Specific algorithms available in the software:

* Breckels LM, Gatto L, Christoforou A, Groen AJ, Lilley KS, Trotter
MW. *The effect of organelle discovery upon sub-cellular protein
localisation* J Proteomics. 2013 Aug 2;88:129-40. doi:
10.1016/j.jprot.2013.02.019. Epub 2013 Mar 21. [PubMed PMID:
23523639](http://www.ncbi.nlm.nih.gov/pubmed/23523639).

* Breckels LM, Holden S, Wojnar D, Mulvey CMM, Christoforou A, Groen
AJ, Kohlbacher O, Lilley KS and Gatto L. *Learning from
heterogeneous data sources: an application in spatial proteomics*
2015 biorXiv, doi: http://dx.doi.org/10.1101/022152

* Oliver M Crook, Claire M Mulvey, Paul D. W. Kirk, Kathryn S Lilley,
Laurent Gatto *A Bayesian Mixture Modelling Approach For Spatial
Proteomics* PLOS Computational Biology
doi:[10.1371/journal.pcbi.1006516](https://doi.org/10.1371/journal.pcbi.1006516)

#### More resource

* R and Bioconductor for proteomics
[web page](http://lgatto.github.io/RforProteomics/) and
[package](http://www.bioconductor.org/packages/release/data/experiment/html/RforProteomics.html)

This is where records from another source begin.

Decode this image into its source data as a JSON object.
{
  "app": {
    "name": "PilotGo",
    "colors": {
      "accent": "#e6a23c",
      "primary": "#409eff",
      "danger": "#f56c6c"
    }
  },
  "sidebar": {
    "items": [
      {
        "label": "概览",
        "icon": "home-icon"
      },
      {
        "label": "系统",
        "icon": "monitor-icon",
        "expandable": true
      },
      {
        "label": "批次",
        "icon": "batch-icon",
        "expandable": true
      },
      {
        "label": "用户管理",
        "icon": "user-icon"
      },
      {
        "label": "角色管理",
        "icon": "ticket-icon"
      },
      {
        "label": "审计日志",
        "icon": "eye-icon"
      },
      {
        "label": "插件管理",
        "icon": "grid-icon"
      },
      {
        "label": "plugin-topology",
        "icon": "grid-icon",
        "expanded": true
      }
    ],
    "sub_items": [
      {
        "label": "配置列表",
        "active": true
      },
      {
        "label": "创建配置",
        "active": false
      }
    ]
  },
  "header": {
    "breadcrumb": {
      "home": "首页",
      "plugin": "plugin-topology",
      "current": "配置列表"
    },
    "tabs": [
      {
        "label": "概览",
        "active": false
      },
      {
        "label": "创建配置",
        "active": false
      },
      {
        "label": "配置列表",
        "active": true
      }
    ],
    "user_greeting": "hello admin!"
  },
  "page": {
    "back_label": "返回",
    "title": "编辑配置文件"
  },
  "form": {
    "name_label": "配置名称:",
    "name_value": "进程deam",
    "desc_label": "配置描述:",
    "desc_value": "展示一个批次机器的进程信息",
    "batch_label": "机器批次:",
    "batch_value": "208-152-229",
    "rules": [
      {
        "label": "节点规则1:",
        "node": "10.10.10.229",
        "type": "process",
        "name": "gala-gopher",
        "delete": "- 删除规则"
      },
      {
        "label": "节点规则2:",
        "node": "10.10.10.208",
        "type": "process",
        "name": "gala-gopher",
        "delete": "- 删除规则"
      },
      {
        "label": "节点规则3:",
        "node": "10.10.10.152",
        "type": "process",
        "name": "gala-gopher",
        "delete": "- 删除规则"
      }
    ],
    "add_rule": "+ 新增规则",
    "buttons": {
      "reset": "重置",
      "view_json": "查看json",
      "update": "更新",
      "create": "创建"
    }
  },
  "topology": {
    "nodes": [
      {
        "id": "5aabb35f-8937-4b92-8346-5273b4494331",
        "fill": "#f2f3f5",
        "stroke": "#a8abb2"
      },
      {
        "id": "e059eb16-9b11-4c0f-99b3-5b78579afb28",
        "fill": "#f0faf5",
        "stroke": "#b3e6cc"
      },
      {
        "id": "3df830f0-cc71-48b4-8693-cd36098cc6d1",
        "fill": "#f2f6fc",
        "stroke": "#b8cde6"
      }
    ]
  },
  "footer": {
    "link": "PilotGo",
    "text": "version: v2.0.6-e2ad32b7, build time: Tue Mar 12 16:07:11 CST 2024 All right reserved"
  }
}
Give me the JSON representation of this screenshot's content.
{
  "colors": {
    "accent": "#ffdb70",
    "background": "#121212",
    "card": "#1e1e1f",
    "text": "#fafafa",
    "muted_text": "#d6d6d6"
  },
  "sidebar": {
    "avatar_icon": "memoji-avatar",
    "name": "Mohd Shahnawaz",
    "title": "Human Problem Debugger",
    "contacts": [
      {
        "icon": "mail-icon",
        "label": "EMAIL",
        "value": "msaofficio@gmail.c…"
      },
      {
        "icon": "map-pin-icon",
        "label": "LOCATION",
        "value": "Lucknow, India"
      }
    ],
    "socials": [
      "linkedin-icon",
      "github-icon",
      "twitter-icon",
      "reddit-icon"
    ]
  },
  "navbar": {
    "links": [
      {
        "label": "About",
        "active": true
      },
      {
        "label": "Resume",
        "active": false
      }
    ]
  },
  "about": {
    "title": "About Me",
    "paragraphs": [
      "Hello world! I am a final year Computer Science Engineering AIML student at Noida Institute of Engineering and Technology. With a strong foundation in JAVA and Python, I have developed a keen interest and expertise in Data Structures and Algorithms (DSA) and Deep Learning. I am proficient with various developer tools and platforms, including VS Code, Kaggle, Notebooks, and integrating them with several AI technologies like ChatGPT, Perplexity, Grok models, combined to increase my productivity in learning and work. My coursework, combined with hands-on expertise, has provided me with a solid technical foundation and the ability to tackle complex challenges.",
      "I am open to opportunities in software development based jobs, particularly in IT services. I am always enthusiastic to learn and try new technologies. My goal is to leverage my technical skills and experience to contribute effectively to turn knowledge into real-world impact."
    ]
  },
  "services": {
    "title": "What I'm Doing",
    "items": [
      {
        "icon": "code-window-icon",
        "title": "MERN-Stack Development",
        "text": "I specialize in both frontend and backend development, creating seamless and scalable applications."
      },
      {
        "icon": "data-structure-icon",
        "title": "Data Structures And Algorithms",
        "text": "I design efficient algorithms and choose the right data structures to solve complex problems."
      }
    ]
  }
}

* Bioconductor proteomics [workflow](http://bioconductor.org/help/workflows/proteomics/)

## Contributing

Contributions to the package are more than welcome. If you want to
contribute to this package, you should follow the same conventions as
the rest of the functions whenever it makes sense to do so. Feel free
to get in touch (preferable opening a
[github issue](https://github.com/lgatto/pRoloc/issues/)) to discuss
any suggestions.

Please note that this project is released with a
[Contributor Code of Conduct](https://github.com/lgatto/pRoloc/blob/master/CONDUCT.md).
By participating in this project you agree to abide by its terms.